Member of the Senate
- In office 28 April 2006 – 22 March 2018

Member of the Chamber of Deputies
- In office 30 May 2001 – 27 April 2006

Personal details
- Born: 3 March 1950 (age 76) Rome, Italy
- Party: Forza Italia
- Profession: Politician, Magistrate

= Nitto Francesco Palma =

Italian politician

Benedetto "Nitto" Francesco Palma (born 3 March 1950 in Rome) is an Italian politician and magistrate. From July to November 2011 he served as Minister of Justice in the Berlusconi fourth government.

==Biography==

He was Judge instructor in Vicenza until 1979; from 1979 to 1993 he was deputy Prosecutor of the Republic in Rome.
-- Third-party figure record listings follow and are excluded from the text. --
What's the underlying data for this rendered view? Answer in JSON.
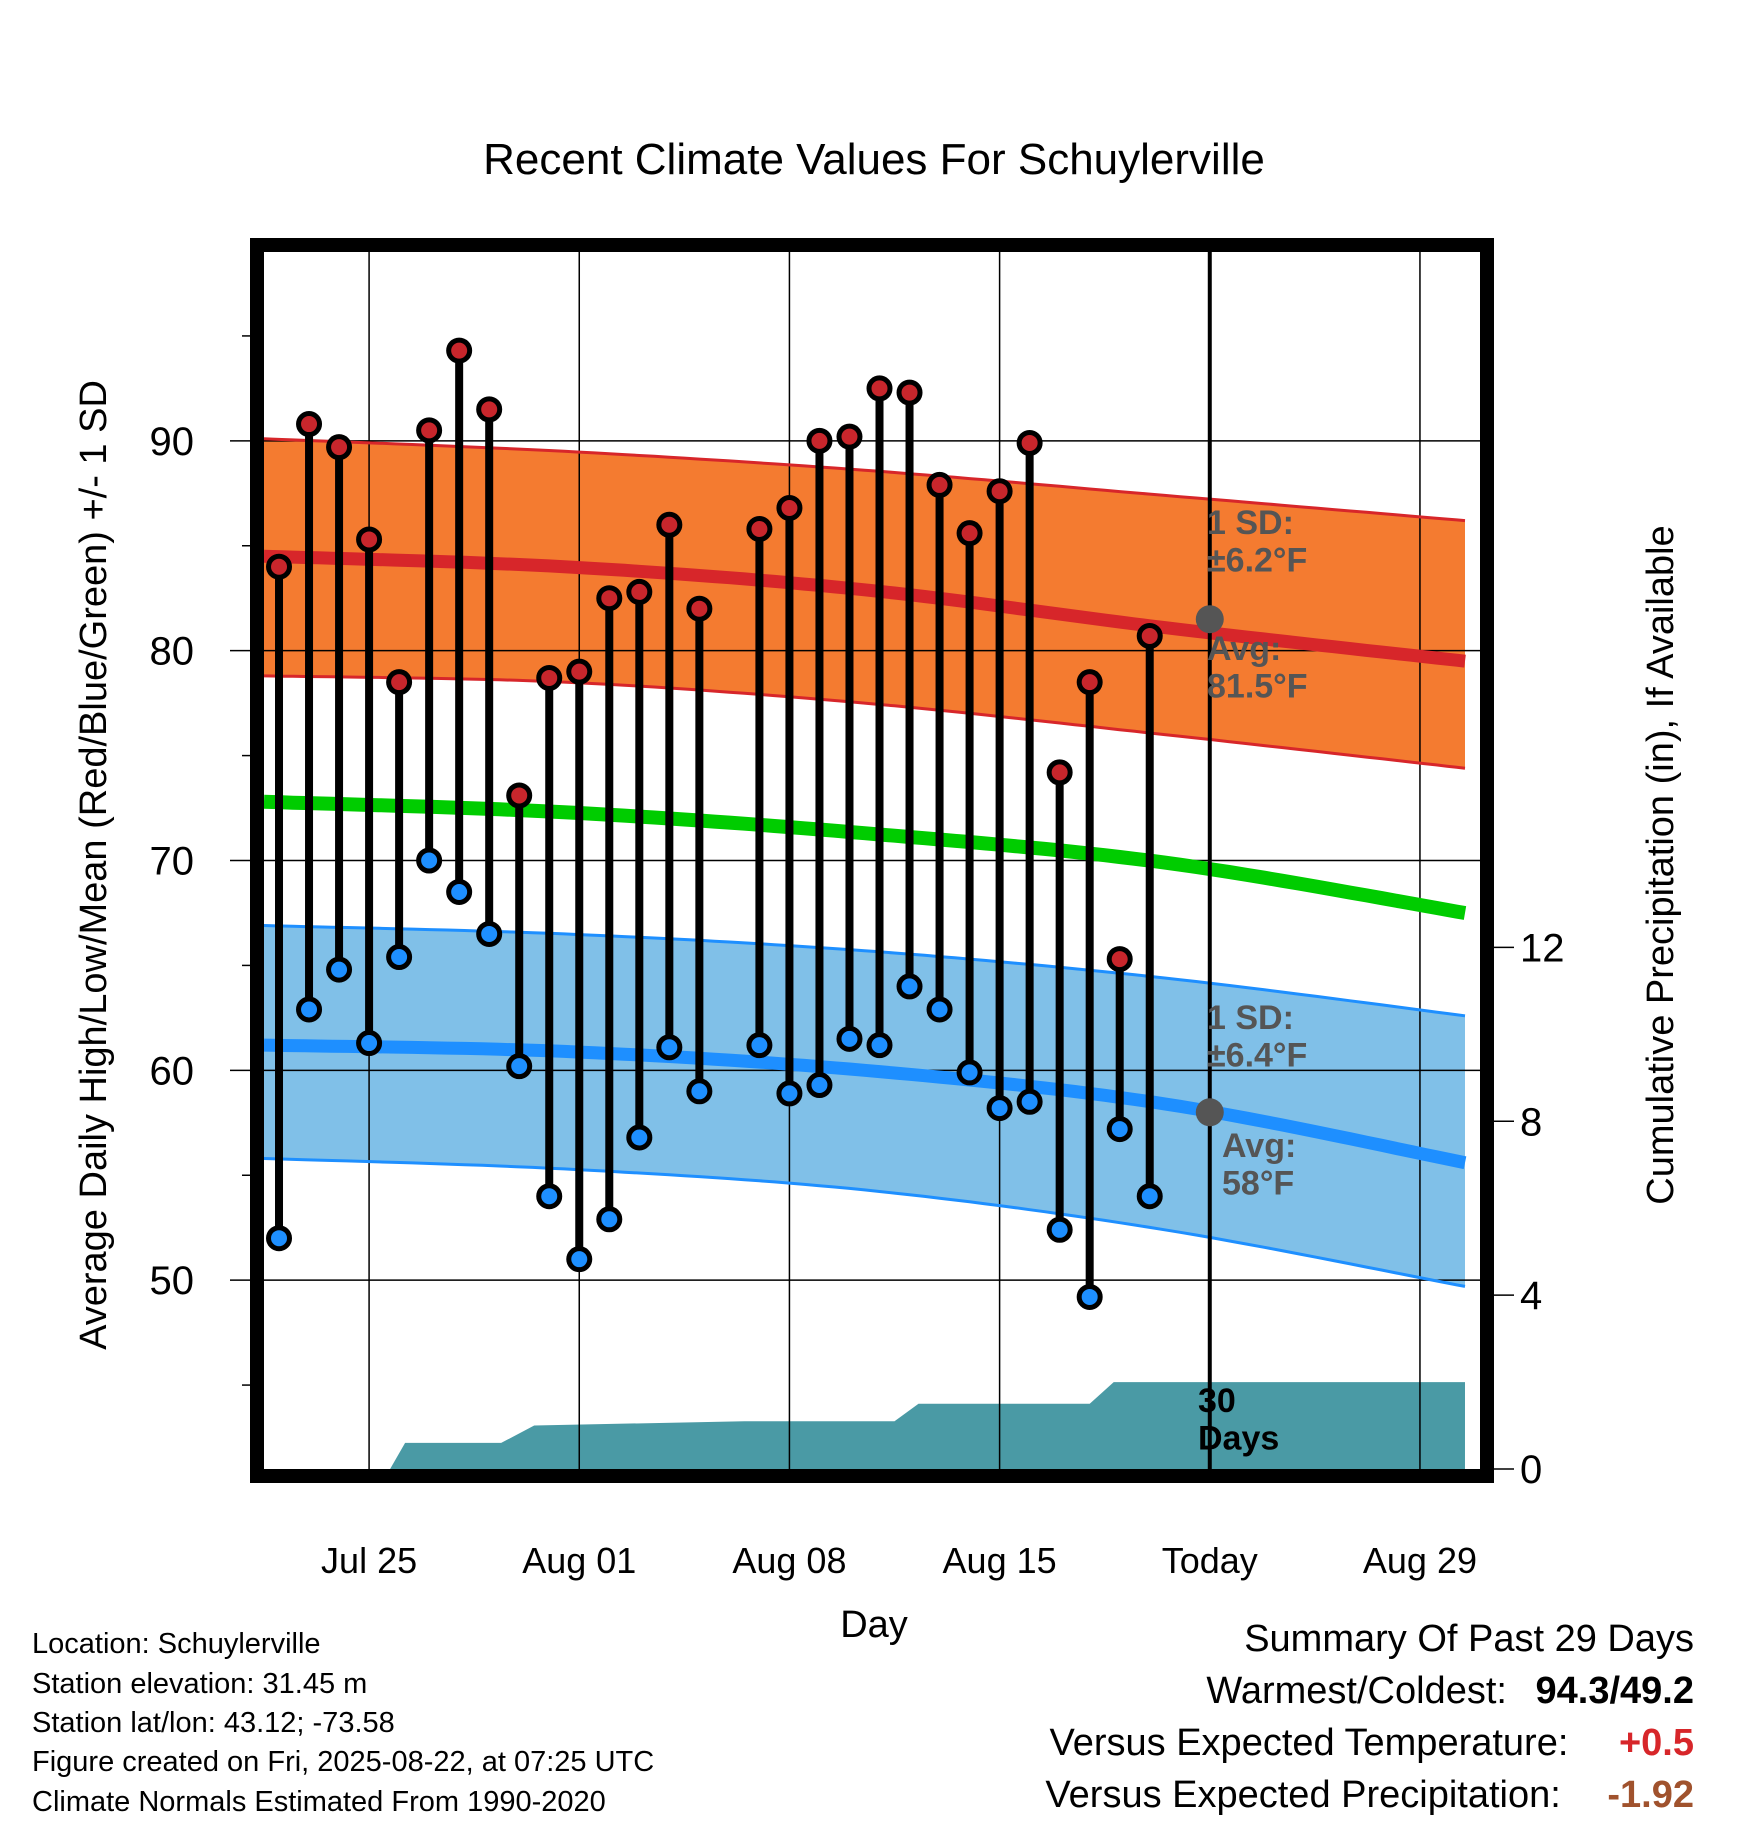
{
  "chart_data": {
    "type": "line",
    "title": "Recent Climate Values For Schuylerville",
    "xlabel": "Day",
    "ylabel": "Average Daily High/Low/Mean (Red/Blue/Green) +/- 1 SD",
    "ylabel_right": "Cumulative Precipitation (in), If Available",
    "x_tick_labels": [
      "Jul 25",
      "Aug 01",
      "Aug 08",
      "Aug 15",
      "Today",
      "Aug 29"
    ],
    "x_tick_days": [
      3,
      10,
      17,
      24,
      31,
      38
    ],
    "xlim_days": [
      -0.5,
      40
    ],
    "ylim": [
      41,
      99
    ],
    "y_ticks": [
      50,
      60,
      70,
      80,
      90
    ],
    "y2lim": [
      0,
      28
    ],
    "y2_ticks": [
      0,
      4,
      8,
      12
    ],
    "grid": true,
    "today_day": 31,
    "high_series": [
      {
        "day": 0,
        "v": 84.0
      },
      {
        "day": 1,
        "v": 90.8
      },
      {
        "day": 2,
        "v": 89.7
      },
      {
        "day": 3,
        "v": 85.3
      },
      {
        "day": 4,
        "v": 78.5
      },
      {
        "day": 5,
        "v": 90.5
      },
      {
        "day": 6,
        "v": 94.3
      },
      {
        "day": 7,
        "v": 91.5
      },
      {
        "day": 8,
        "v": 73.1
      },
      {
        "day": 9,
        "v": 78.7
      },
      {
        "day": 10,
        "v": 79.0
      },
      {
        "day": 11,
        "v": 82.5
      },
      {
        "day": 12,
        "v": 82.8
      },
      {
        "day": 13,
        "v": 86.0
      },
      {
        "day": 14,
        "v": 82.0
      },
      {
        "day": 16,
        "v": 85.8
      },
      {
        "day": 17,
        "v": 86.8
      },
      {
        "day": 18,
        "v": 90.0
      },
      {
        "day": 19,
        "v": 90.2
      },
      {
        "day": 20,
        "v": 92.5
      },
      {
        "day": 21,
        "v": 92.3
      },
      {
        "day": 22,
        "v": 87.9
      },
      {
        "day": 23,
        "v": 85.6
      },
      {
        "day": 24,
        "v": 87.6
      },
      {
        "day": 25,
        "v": 89.9
      },
      {
        "day": 26,
        "v": 74.2
      },
      {
        "day": 27,
        "v": 78.5
      },
      {
        "day": 28,
        "v": 65.3
      },
      {
        "day": 29,
        "v": 80.7
      }
    ],
    "low_series": [
      {
        "day": 0,
        "v": 52.0
      },
      {
        "day": 1,
        "v": 62.9
      },
      {
        "day": 2,
        "v": 64.8
      },
      {
        "day": 3,
        "v": 61.3
      },
      {
        "day": 4,
        "v": 65.4
      },
      {
        "day": 5,
        "v": 70.0
      },
      {
        "day": 6,
        "v": 68.5
      },
      {
        "day": 7,
        "v": 66.5
      },
      {
        "day": 8,
        "v": 60.2
      },
      {
        "day": 9,
        "v": 54.0
      },
      {
        "day": 10,
        "v": 51.0
      },
      {
        "day": 11,
        "v": 52.9
      },
      {
        "day": 12,
        "v": 56.8
      },
      {
        "day": 13,
        "v": 61.1
      },
      {
        "day": 14,
        "v": 59.0
      },
      {
        "day": 16,
        "v": 61.2
      },
      {
        "day": 17,
        "v": 58.9
      },
      {
        "day": 18,
        "v": 59.3
      },
      {
        "day": 19,
        "v": 61.5
      },
      {
        "day": 20,
        "v": 61.2
      },
      {
        "day": 21,
        "v": 64.0
      },
      {
        "day": 22,
        "v": 62.9
      },
      {
        "day": 23,
        "v": 59.9
      },
      {
        "day": 24,
        "v": 58.2
      },
      {
        "day": 25,
        "v": 58.5
      },
      {
        "day": 26,
        "v": 52.4
      },
      {
        "day": 27,
        "v": 49.2
      },
      {
        "day": 28,
        "v": 57.2
      },
      {
        "day": 29,
        "v": 54.0
      }
    ],
    "normal_high": {
      "days": [
        -0.5,
        9.5,
        19.5,
        29.5,
        39.5
      ],
      "values": [
        84.5,
        84.0,
        82.9,
        81.1,
        79.5
      ]
    },
    "normal_high_sd_upper": {
      "days": [
        -0.5,
        9.5,
        19.5,
        29.5,
        39.5
      ],
      "values": [
        90.1,
        89.5,
        88.6,
        87.4,
        86.2
      ]
    },
    "normal_high_sd_lower": {
      "days": [
        -0.5,
        9.5,
        19.5,
        29.5,
        39.5
      ],
      "values": [
        78.8,
        78.5,
        77.5,
        76.0,
        74.4
      ]
    },
    "normal_mean": {
      "days": [
        -0.5,
        9.5,
        19.5,
        29.5,
        39.5
      ],
      "values": [
        72.8,
        72.3,
        71.3,
        69.9,
        67.5
      ]
    },
    "normal_low": {
      "days": [
        -0.5,
        9.5,
        19.5,
        29.5,
        39.5
      ],
      "values": [
        61.2,
        60.9,
        60.0,
        58.4,
        55.6
      ]
    },
    "normal_low_sd_upper": {
      "days": [
        -0.5,
        9.5,
        19.5,
        29.5,
        39.5
      ],
      "values": [
        66.9,
        66.5,
        65.7,
        64.4,
        62.6
      ]
    },
    "normal_low_sd_lower": {
      "days": [
        -0.5,
        9.5,
        19.5,
        29.5,
        39.5
      ],
      "values": [
        55.8,
        55.3,
        54.3,
        52.4,
        49.7
      ]
    },
    "precip_cumulative_steps": [
      {
        "day": 3.7,
        "v": 0.0
      },
      {
        "day": 4.2,
        "v": 0.6
      },
      {
        "day": 7.4,
        "v": 0.6
      },
      {
        "day": 8.5,
        "v": 1.0
      },
      {
        "day": 15.5,
        "v": 1.1
      },
      {
        "day": 20.5,
        "v": 1.1
      },
      {
        "day": 21.3,
        "v": 1.5
      },
      {
        "day": 27.0,
        "v": 1.5
      },
      {
        "day": 27.8,
        "v": 2.0
      },
      {
        "day": 39.5,
        "v": 2.0
      }
    ],
    "annotations": [
      {
        "id": "high_sd_label",
        "lines": [
          "1 SD:",
          "±6.2°F"
        ]
      },
      {
        "id": "high_avg_label",
        "lines": [
          "Avg:",
          "81.5°F"
        ],
        "today_value": 81.5
      },
      {
        "id": "low_sd_label",
        "lines": [
          "1 SD:",
          "±6.4°F"
        ]
      },
      {
        "id": "low_avg_label",
        "lines": [
          "Avg:",
          "58°F"
        ],
        "today_value": 58.0
      },
      {
        "id": "precip_label",
        "lines": [
          "30",
          "Days"
        ]
      }
    ]
  },
  "colors": {
    "high_band": "#f47b30",
    "high_line": "#d7262a",
    "high_marker": "#c8262c",
    "low_band": "#80c0e8",
    "low_line": "#1e8fff",
    "low_marker": "#1e8fff",
    "mean_line": "#00cc00",
    "precip_fill": "#4a9aa5",
    "annotation_text": "#555555",
    "warm_value": "#d7262a",
    "precip_value": "#a0522d"
  },
  "info": {
    "location": "Location: Schuylerville",
    "elevation": "Station elevation: 31.45 m",
    "latlon": "Station lat/lon: 43.12; -73.58",
    "created": "Figure created on Fri, 2025-08-22, at 07:25 UTC",
    "normals": "Climate Normals Estimated From 1990-2020"
  },
  "summary": {
    "heading": "Summary Of Past 29 Days",
    "warm_cold_label": "Warmest/Coldest:",
    "warm_cold_value": "94.3/49.2",
    "temp_label": "Versus Expected Temperature:",
    "temp_value": "+0.5",
    "precip_label": "Versus Expected Precipitation:",
    "precip_value": "-1.92"
  }
}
In 1994 he was deputy head of the cabinet of the Minister of Justice Alfredo Biondi. He was then deputy Prosecutor in the National Antimafia Directorate.

In 2001 he has been elected to the Chamber of Deputies in the uninominal constituency of Oderzo. From 2006 to 2018 he served instead as a Senator. In 2011 he was appointed Minister of Justice in place of Angelino Alfano, who became the Secretary of The People of Freedom.

In the 2018 general election he has not been re-elected.